Public debt in the European Union in 2009
Source: Eurostat (2009)The graph I attached, shows the level of public debt in EU countries in 2009. Solid horizontal blue line shows the 60 percent debt-to-GDP ratio required by Maastricht criteria for each EMU entrant.
The underlying data (link) on economic recovery in the US point out a strong and robust recovery. The data from Bureau of Economic Analysis show that the US economy grew by 3.2 percent in Q1:2010 continued from a remarkable 4.6 percent growth in Q4:2009. While private consumption expenditure growth increased by 2 percentage points from the previous quarter, private domestic investment rebounded by 14.8 percent in Q1:2010 after a remarkable 46.1 percent increase in Q4:2009. In addition, labor productivity in Q4:2009 increased by 6.9 percent - the largest quarterly increase since Q3:2003 (link) On the other side, recent revision (link) of quarterly growth rate in the EMU has shown that quarterly GDP in Q1:2010 increased by 0.0 percent, revised from 0.1 percent. Industrial confidence, an important measure of manufacturing outlook, further decline by 12.2 index points.
The macroeconomic outlook for the EMU is downsized by high public debt and negative budget deficit which led 10-year bond premium spread between EMU economies and Germany (link). The premium spread between Greece and Germany stood at 8.57 percentage points on April 28 while the spread between Ireland and Germany was at 2.54 percentage points.

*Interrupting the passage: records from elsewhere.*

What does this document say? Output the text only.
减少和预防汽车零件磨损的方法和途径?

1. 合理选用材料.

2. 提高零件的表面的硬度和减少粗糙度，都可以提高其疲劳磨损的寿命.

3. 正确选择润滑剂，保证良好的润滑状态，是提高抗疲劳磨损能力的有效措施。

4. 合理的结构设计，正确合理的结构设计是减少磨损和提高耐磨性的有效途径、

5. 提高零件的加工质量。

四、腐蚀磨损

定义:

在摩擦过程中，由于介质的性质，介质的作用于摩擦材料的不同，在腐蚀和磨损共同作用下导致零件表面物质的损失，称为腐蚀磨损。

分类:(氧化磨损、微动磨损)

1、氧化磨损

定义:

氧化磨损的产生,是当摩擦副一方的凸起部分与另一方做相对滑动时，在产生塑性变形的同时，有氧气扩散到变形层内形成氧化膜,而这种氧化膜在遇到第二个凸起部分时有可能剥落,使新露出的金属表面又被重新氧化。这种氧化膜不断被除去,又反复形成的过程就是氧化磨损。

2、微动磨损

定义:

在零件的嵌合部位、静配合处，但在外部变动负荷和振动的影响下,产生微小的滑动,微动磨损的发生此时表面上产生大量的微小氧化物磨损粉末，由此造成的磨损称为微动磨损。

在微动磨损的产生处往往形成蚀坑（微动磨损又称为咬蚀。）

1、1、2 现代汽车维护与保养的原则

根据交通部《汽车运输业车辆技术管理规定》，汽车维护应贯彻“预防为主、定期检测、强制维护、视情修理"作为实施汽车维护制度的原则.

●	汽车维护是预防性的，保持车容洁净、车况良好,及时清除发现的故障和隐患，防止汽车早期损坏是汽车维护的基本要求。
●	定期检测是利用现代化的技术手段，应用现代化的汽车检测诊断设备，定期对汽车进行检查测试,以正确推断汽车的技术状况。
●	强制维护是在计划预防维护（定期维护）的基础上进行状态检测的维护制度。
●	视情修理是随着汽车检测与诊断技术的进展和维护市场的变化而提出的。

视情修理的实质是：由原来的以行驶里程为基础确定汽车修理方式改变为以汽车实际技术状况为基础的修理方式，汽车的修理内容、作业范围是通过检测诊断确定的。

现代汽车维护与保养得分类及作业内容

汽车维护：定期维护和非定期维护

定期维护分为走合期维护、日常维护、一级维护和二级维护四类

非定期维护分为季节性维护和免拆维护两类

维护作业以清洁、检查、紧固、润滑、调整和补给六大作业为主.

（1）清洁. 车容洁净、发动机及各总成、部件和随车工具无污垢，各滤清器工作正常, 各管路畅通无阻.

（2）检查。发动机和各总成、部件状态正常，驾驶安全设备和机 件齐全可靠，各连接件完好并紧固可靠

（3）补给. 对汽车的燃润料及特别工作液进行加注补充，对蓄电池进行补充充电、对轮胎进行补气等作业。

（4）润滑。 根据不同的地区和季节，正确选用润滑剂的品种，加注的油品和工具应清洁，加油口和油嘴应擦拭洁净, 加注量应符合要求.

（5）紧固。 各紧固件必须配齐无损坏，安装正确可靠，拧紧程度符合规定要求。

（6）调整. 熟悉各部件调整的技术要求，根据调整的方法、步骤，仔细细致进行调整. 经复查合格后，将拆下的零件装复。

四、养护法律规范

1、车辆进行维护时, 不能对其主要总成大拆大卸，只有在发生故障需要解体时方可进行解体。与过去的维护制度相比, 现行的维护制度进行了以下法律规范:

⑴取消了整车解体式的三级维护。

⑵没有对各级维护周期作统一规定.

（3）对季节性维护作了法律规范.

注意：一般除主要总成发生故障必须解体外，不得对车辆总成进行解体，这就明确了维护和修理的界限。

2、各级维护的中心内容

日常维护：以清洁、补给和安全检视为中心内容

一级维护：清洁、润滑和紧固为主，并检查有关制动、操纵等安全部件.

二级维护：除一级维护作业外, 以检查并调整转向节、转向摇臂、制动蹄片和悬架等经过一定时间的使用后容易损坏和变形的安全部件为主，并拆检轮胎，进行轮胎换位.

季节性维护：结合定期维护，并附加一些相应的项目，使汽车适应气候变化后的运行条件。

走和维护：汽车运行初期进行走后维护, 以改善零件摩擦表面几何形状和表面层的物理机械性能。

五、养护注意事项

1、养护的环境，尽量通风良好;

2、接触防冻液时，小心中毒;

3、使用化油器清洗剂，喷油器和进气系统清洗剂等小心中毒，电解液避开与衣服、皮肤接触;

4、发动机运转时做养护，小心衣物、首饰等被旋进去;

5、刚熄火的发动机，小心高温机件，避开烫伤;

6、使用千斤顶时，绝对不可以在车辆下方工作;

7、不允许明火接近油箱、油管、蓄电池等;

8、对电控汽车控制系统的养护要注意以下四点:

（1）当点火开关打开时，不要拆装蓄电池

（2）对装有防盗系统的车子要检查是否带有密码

High level of fiscal deficits restrains the economic recovery of the EMU countries. In 2009, Spain, Ireland and Greece faced the highest deficit-to-GDP ratio while Denmark's 2 percent deficit-to-GDP ratio was the lowest in the European Union. NY Times recently collected annual dataset on public debt and budget deficit (link) in which an overview of key public finance indicators is availible.

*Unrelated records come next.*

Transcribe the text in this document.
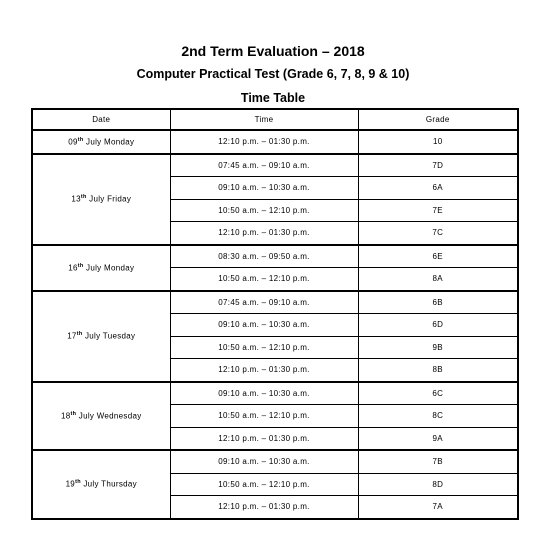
2nd Term Evaluation – 2018
Computer Practical Test (Grade 6, 7, 8, 9 & 10)
Time Table
Date	Time	Grade
09th July Monday	12:10 p.m. – 01:30 p.m.	10
13th July Friday	07:45 a.m. – 09:10 a.m.	7D
	09:10 a.m. – 10:30 a.m.	6A
	10:50 a.m. – 12:10 p.m.	7E
	12:10 p.m. – 01:30 p.m.	7C
16th July Monday	08:30 a.m. – 09:50 a.m.	6E
	10:50 a.m. – 12:10 p.m.	8A
17th July Tuesday	07:45 a.m. – 09:10 a.m.	6B
	09:10 a.m. – 10:30 a.m.	6D
	10:50 a.m. – 12:10 p.m.	9B
	12:10 p.m. – 01:30 p.m.	8B
18th July Wednesday	09:10 a.m. – 10:30 a.m.	6C
	10:50 a.m. – 12:10 p.m.	8C
	12:10 p.m. – 01:30 p.m.	9A
19th July Thursday	09:10 a.m. – 10:30 a.m.	7B
	10:50 a.m. – 12:10 p.m.	8D
	12:10 p.m. – 01:30 p.m.	7A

The prospects of economic recovery in the EMU are further downgraded by unfavorable growth forecast. One of the key questions during the ongoing debt crisis has been whether the EMU will sustain fiscal discrepancy within the EMU since asymmetric fiscal policy undermine the ability of the common monetary policy. Even though Greece's debt crisis is the core of the debate regarding future viability of the single currency, growth estimates for Spain and Italy in 2010/2011 will determine the mid-term macroeconomic stability of the eurozone. European Commission recently updated the quarterly economic growth estimates for eurozone countries (link). Depending on the absorption of financial market spillovers into investment and net exports, economic growth estimates for Italy and Spain are quite pessimistic. After an estimated 0.1 percent growth rate in Q2, Spain's economy is likely to contract in Q3 by -0.2 percent and experience a slight rebound in Q4:2010. Quarterly economic forecast for Italy is positive throughout the year although the economic growth rate is likely to be close to zero. However, Italy's economic growth rate is likely to keep the increasing pace towards the end of the year although current macroeconomic outlook deters consumption, investment and inventories' contribution to GDP growth mainly because of high unemployment rate and sluggish productivity growth.

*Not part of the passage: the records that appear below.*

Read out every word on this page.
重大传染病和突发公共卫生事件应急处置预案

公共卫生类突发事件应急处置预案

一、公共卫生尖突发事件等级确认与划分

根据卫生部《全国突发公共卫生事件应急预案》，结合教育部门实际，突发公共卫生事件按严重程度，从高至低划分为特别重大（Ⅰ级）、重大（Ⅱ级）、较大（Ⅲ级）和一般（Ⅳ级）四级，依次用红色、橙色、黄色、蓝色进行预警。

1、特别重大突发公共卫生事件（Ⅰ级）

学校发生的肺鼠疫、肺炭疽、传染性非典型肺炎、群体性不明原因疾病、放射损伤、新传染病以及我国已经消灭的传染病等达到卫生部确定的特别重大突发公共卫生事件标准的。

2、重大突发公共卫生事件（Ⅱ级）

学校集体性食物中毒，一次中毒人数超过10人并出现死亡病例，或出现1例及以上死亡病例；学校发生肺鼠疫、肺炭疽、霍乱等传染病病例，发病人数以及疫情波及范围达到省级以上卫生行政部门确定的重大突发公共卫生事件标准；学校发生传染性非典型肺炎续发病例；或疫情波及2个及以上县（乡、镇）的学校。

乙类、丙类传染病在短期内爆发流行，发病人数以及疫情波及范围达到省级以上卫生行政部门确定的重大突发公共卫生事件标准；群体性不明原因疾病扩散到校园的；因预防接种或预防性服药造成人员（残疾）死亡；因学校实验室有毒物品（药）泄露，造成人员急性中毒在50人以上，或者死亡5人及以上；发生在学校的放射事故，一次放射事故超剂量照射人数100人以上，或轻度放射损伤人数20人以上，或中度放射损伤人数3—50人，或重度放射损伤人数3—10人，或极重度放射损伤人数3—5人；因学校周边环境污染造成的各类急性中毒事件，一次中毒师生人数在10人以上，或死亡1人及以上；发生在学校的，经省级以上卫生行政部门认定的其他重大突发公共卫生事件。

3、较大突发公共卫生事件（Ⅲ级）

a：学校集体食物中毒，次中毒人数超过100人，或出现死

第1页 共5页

Robust economic growth is essential to the cure of high public debt. Since EMU countries have adopted a single currency, policymakers cannot trigger exchange-rate adjustment through currency depreciation. The latter would spill into higher inflation and modestly reduce the volume of public debt. Due to high unemployment and slower recovery of inventories, inflation rate is unlikely to rebound to pre-crisis levels.
EMU's most problematic countries' recovery is unlikely to be robust given public debt and deficit constraint on quarterly growth outlook. Without a prudent fiscal tightening, lower government spending, there will be a bleak economic outlook for the future of EMU countries which could result in a decade-long period of low growth, high unemployment and Japan-styled deflationary persistence.